Fra Silvestro, the imbecile, was the first taken to the scaffold. With his customary apathetic expression, seemingly unconscious of what was befalling him, he ascended the steps; yet when the hangman put the noose upon his neck he cried, raising his eyes to heaven: 'Lord, into Thy hands I commend my spirit.' And not waiting for the executioner's thrust, he leaped deliberately and fearlessly from the ladder. Then Fra Domenico, who had expected his turn with joyous impatience, immediately on receiving the signal, sprang to the scaffold smiling ecstatically as if summoned to Paradise.

Fra Silvestro's body hung from one end of the crossbeam, Fra Domenico's from the other; the centre was for Savonarola. As he neared the place, he stood still, and looked down upon the crowd. Then there was a silence, profound as once in the Cathedral of Santa Maria del Fiore, when his expectant followers awaited the commencement of his preaching. But now he said no word; and the halter was adjusted; then a voice called out (and no one knew if it were mockery or the wild cry of agonising faith): 'Perform a miracle, O prophet! Perform a miracle!' But the executioner had already swung off the martyr from the ladder.

Then an old workman, whose face was resigned yet full of ascetic fervour, and who for several days had had the custody of the pyre, crossed himself hurriedly and threw the lighted torch upon the pile, ejaculating, as Savonarola had done when he had set fire to the 'vanities and anathemata'—'In the name of the Father, the Son, and the Holy Ghost!'

The flames leaped into the air; but the wind blew strongly and drove them in the contrary direction from the scaffold. Wherefore the crowd, smitten with a sudden fear, fell into tumult, and swayed hither and thither, pressing upon and trampling one another, and bursting into the cry: 'They burn not! Lo! a miracle! a miracle!' But the wind fell and the flames rose straight and high, and licked round Fra Girolamo's corpse. And the cord wherewith his hands had been tied was sundered by the fire, and the hands fell loose and dropped and moved in the flame; and to many of the people it seemed that for the last time he blessed them.
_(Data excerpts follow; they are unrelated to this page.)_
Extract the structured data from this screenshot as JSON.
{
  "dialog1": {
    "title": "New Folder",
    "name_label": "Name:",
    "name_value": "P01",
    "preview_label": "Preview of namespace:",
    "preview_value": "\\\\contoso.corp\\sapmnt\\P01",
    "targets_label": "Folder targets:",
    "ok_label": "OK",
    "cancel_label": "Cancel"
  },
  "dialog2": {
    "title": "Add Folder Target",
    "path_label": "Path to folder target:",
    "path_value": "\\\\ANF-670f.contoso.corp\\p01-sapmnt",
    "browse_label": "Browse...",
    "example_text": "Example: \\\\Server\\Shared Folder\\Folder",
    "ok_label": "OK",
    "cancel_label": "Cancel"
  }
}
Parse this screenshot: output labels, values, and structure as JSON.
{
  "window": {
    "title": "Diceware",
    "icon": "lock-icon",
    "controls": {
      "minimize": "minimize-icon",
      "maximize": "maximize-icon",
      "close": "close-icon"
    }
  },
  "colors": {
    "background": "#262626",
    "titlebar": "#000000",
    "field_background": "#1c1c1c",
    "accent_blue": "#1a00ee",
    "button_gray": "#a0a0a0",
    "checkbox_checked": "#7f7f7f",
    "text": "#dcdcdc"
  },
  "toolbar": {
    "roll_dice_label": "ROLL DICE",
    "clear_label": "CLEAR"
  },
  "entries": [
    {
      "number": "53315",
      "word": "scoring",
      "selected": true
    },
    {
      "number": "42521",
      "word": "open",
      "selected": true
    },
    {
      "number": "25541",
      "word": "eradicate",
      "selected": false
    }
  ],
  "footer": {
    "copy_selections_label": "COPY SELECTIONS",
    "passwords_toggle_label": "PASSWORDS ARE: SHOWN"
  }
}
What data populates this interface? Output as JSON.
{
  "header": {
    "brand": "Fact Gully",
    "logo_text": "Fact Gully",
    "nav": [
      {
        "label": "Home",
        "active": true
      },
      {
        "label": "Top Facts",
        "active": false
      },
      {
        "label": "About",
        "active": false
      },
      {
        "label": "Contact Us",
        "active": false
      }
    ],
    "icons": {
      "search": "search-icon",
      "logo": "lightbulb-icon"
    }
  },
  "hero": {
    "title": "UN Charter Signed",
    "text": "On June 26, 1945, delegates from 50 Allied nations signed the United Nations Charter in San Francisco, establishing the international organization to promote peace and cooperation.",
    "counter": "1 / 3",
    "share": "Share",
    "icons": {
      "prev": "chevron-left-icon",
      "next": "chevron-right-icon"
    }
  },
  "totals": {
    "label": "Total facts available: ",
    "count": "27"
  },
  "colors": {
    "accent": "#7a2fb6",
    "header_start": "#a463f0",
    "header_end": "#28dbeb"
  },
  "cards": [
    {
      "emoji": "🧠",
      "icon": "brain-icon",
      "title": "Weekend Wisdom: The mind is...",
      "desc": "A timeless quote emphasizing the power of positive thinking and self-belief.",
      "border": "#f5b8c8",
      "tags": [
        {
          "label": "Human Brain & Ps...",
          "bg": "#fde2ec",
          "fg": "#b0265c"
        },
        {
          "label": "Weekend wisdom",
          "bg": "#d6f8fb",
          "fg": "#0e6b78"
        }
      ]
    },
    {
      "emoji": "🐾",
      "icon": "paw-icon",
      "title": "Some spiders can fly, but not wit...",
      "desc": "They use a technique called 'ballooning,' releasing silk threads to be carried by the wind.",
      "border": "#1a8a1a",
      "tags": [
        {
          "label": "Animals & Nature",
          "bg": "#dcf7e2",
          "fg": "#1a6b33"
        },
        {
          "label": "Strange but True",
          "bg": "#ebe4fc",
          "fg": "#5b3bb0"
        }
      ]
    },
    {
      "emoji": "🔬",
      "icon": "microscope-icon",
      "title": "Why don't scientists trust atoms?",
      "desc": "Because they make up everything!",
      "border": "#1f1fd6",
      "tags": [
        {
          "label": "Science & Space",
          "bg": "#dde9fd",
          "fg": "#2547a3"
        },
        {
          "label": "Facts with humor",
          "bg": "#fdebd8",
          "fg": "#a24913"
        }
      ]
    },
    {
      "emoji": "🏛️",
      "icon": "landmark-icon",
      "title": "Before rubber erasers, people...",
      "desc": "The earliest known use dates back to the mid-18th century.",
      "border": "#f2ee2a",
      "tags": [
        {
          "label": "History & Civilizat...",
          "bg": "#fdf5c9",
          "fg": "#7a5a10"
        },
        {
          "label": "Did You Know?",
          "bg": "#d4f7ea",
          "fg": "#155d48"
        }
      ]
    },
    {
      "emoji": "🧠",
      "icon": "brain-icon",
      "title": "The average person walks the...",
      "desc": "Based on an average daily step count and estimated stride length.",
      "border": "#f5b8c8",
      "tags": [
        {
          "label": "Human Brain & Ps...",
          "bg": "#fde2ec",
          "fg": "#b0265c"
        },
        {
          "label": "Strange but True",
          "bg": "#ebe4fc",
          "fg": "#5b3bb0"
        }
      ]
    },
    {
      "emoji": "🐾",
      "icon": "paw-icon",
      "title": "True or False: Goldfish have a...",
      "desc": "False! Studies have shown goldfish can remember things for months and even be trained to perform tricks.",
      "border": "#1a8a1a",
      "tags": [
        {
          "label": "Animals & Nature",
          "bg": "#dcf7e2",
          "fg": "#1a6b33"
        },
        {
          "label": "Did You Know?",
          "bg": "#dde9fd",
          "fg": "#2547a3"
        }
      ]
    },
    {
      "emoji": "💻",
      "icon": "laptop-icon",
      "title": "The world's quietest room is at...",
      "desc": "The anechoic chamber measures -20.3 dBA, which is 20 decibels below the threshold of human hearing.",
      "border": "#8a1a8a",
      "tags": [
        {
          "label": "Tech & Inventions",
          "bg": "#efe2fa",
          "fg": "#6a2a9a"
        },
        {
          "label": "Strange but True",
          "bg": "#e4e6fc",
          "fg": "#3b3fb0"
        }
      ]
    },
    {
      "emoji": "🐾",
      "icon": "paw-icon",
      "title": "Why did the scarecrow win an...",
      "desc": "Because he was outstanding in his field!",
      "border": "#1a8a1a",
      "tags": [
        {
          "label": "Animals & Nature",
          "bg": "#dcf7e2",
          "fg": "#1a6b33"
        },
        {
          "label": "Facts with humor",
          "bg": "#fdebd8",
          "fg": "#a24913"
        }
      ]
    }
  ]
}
When the fire was spent, and of the three brothers there remained only charred bones and morsels of blackened flesh quivering on the iron chains, then the faithful pressed forward and would have collected relics of the martyrs. But the guards, driving them away, piled the ashes into a cart and took them to the Ponte Vecchio with intent to cast them into the river. And on the way thither the Piagnoni succeeded in snatching some few handfuls of the sacred ashes, and certain rags of flesh which they believed to have been the heart of their murdered prophet.

Fra Paolo ended his recital; and he showed his hearers a little purse in which he had saved some of these sacred ashes. Fra Benedetto kissed it again and again, watering it with his tears; then the two monks went together to vespers. When they returned to the cell, they found Giovanni lying senseless on the ground before the crucifix, clutching the little casket of ashes in his frozen fingers.

For three months the young man lay between life and death; and Fra Benedetto never left him day nor night. He was long delirious, and the good monk shuddered as he listened to his wanderings. He raved of Savonarola, of Leonardo, of that blessed Mother of God, who, drawing with her finger on the sand of the desert, taught the divine Child geometrical figures and the laws of eternal necessity.

'For what dost Thou pray?' the sick man would repeat with unutterable grief: 'Knowest Thou not that there is no relief—no miracle—? The cup cannot pass from Thee; even as a straight line cannot fail to be the shortest way between two points.'

He was haunted by the vision of the two faces of the Lord, unlike, yet like as a man and his own phantom; the one overborne with human woe and weakness, who in His agony had prayed for a miracle; the other the face of the Omnipotent, of the Omniscient; of the Word made flesh, of the Prime Mover. They were turned towards each other like irreconcilable and eternal foes. And while Giovanni gazed at them, gradually the one Face, that of the Lamb of God, gentle, sorrowful, long-suffering, became obscured; and changed into the face of the demon which Leonardo had once drawn, caricaturing Savonarola. And this demon-face, denouncing the semblance of the Omnipotent, named him Antichrist.